Chelsea fans should take heart. Jose Mourinho is using Stones to hold down firm roots for the future.
If the Blues buy Everton centre back John Stones, they will pull off one of the wiliest deals of the transfer window.
More importantly, their restless manager will take a tentative step into unchartered territory.
The Portuguese perfectionist is not renowned for his patience. He usually cherry picks seasoned campaigners for an upcoming campaign.
By his own admission, Mourinho rarely looks past the next signing, the next trophy or the next fixture.
He's reluctant to look past the end of his nose unless there's a winner's medal dangling from his nostrils.
But, if as expected, Chelsea return with a bid of £26 million ($55.3m) for Stones, then Mourinho sends an unequivocal message.
He's shaking off the short-term syndrome. He's thinking about the future.
Nemanja Matic, Cesc Fabregas and Diego Costa were ingenious signings, seemingly steered through Stamford Bridge by the guiding hand of Nostradamus.
But they were still very much part of the traditional Mourinho template.
Along with Asmir Begovic and Radamel Falcao, they were immediate, silicone signings. They filled holes quickly.
But Stones doesn't fit the Mourinho model. He's only 21. He's at least four or five years from reaching his prime and Chelsea do not immediately need him after the stellar seasons of both John Terry and Gary Cahill.
The redoubtable skipper savoured one of his most productive campaigns in his 34th year, defying his critics and daring his adoring manager to replace him.
Cahill was no slouch either. Between them, they formed a wall around the Bridge, conceding only 32 Premier League goals.
They were tanks against the parked buses.
Interestingly, Louis van Gaal recently reiterated Manchester United's need for a Galactico, a rare jewel like Eden Hazard, who proved to be the difference between the two sides last season.
But there's an alternative analysis. United conceded goals. Chelsea didn't let in many. They rarely do when Terry and Cahill stand tall.
And yet, Cahill now has an enemy for life in Roberto Martinez after publicly flirting with Stones and encouraging him to move to a bigger playground to hang out with the cooler kids.
The blue half of Merseyside was not amused. But Chelsea's consistent poaching of other people's big fish should be less concerning than its changing focus.
Suddenly, the kids are all right.
Mourinho covets starlets to go with the stop-gaps.
There's little doubt that a shift in emphasis at the boardroom level has filtered down to the dugout.
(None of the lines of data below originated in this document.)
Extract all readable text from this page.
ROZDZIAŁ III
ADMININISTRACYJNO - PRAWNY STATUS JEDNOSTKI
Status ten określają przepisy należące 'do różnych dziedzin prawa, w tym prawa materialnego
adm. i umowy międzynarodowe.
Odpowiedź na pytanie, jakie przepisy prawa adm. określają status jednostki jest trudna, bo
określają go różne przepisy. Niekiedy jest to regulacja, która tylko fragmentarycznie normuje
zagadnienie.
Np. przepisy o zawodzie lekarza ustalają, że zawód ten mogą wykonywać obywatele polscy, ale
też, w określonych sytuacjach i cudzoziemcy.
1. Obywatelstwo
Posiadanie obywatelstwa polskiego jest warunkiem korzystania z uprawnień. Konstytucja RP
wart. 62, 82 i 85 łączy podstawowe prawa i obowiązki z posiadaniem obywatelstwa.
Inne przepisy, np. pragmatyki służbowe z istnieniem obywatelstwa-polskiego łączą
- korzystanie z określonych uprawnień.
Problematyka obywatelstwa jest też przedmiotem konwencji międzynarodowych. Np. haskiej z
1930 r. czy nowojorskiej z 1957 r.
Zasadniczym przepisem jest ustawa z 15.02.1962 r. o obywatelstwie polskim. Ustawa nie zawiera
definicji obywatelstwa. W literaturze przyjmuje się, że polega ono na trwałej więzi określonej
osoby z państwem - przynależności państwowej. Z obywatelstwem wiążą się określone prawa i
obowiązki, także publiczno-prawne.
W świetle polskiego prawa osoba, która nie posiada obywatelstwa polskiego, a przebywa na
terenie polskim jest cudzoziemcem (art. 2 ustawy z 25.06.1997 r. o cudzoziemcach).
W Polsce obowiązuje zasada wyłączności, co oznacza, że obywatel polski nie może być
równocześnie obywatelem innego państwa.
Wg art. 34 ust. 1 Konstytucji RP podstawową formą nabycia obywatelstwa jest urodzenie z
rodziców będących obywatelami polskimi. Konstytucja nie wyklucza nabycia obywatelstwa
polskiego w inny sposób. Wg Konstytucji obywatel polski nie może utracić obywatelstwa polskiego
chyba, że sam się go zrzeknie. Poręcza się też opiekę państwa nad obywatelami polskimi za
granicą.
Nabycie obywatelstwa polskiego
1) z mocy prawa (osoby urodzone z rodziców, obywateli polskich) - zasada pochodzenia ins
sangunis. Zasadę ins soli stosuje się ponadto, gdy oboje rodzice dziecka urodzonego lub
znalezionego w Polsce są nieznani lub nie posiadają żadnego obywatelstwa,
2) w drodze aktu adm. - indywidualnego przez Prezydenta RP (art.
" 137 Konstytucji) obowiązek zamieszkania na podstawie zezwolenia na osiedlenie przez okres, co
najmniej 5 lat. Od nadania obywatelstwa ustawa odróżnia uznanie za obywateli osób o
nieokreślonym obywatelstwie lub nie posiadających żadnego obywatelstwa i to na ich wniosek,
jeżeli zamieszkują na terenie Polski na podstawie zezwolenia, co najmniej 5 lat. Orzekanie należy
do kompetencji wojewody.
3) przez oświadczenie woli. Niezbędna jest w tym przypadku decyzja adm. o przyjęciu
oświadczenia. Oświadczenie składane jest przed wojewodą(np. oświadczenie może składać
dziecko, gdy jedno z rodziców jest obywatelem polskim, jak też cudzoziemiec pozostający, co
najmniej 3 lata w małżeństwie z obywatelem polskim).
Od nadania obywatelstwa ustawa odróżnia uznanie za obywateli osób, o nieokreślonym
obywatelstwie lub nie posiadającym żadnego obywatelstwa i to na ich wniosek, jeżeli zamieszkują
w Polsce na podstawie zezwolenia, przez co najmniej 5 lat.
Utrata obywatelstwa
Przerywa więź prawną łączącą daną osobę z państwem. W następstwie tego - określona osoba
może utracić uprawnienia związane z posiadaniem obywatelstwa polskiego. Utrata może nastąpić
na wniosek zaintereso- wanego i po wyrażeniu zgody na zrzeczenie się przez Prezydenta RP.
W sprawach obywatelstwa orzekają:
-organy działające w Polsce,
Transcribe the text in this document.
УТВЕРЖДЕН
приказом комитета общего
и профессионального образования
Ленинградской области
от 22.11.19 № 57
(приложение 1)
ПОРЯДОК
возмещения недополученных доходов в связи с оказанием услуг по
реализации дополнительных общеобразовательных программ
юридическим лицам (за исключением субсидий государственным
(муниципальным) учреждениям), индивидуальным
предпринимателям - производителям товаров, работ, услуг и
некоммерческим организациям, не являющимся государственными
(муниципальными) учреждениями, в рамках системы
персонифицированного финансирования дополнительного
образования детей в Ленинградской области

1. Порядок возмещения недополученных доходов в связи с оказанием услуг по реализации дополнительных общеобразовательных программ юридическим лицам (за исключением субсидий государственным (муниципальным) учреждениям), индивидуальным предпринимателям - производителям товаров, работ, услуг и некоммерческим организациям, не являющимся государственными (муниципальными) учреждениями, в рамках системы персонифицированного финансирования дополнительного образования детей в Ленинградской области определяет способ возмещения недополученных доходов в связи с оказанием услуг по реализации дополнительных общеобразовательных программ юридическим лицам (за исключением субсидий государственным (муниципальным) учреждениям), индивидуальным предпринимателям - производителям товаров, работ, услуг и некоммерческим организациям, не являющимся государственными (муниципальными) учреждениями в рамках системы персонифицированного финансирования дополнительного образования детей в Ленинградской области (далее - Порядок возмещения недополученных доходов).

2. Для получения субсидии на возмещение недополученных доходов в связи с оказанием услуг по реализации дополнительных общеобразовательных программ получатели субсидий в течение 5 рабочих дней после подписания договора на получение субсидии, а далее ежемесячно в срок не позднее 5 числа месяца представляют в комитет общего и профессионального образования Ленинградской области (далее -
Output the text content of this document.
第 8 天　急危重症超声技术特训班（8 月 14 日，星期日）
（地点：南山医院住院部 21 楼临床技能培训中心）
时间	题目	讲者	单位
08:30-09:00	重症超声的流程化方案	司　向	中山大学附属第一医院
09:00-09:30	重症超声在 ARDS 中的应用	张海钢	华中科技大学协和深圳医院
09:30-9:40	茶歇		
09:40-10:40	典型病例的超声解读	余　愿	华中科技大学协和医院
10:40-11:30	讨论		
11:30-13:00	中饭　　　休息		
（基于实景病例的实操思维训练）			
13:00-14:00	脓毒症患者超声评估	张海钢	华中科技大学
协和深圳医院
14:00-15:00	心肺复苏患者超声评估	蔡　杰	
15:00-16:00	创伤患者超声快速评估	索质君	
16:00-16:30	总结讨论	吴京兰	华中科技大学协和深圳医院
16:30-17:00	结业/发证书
Owner Roman Abramovich has clearly softened, displaying a willingness to think beyond the seasonal cycle and plant seeds for future harvests.
If Mourinho is also on board with this new-found pragmatism and is equally committed for the long haul, then it's a first for both manager and master.
They are persevering with the sticky Toffees even though they won't fully enjoy the fruits of their labour for a season or two.
But Stones should be worth the wait - and worth every penny if his career follows the dramatic, upward trajectory of last season.
Wise beyond his years and blessed with a talent beyond most of his Everton teammates, Stones' statistics were often astonishing.
By Easter, his pass completion rate had surpassed not only Terry at Chelsea but also every other player in the Premier League at 92.1 per cent.
He won more aerial duels than Jose Fonte, more clearances than Vincent Kompany, more blocks than Per Mertesacker and, most tellingly, more interceptions than Cahill.
Quite simply, Everton had a stronger defence when Stones was in it.
The Merseysiders conceded more than two goals in seven games last season. Stones played 90 minutes in only one of them.
Captain in waiting
Everton were also hammered 6-3 by Chelsea; 3-0 by Southampton; 3-0 by Swansea in the League Cup and 5-2 by Dynamo Kiev in the Europa League.
Stones did not feature in any of those games.
His tender age didn't make him any less of a towering asset.
Martinez knows he has a captain in waiting. Mourinho knows he has a captain to eventually replace. Stones can fill both vacancies.
But Everton can't compete with Chelsea's job perks.
Terry, Cahill and Stones would give the champions the most complete defensive spine for years to come and that should concern their rivals once the ink dries on the newcomer's contract.
For a manager who is fond of saying "in this moment", Mourinho is finally thinking about what comes next.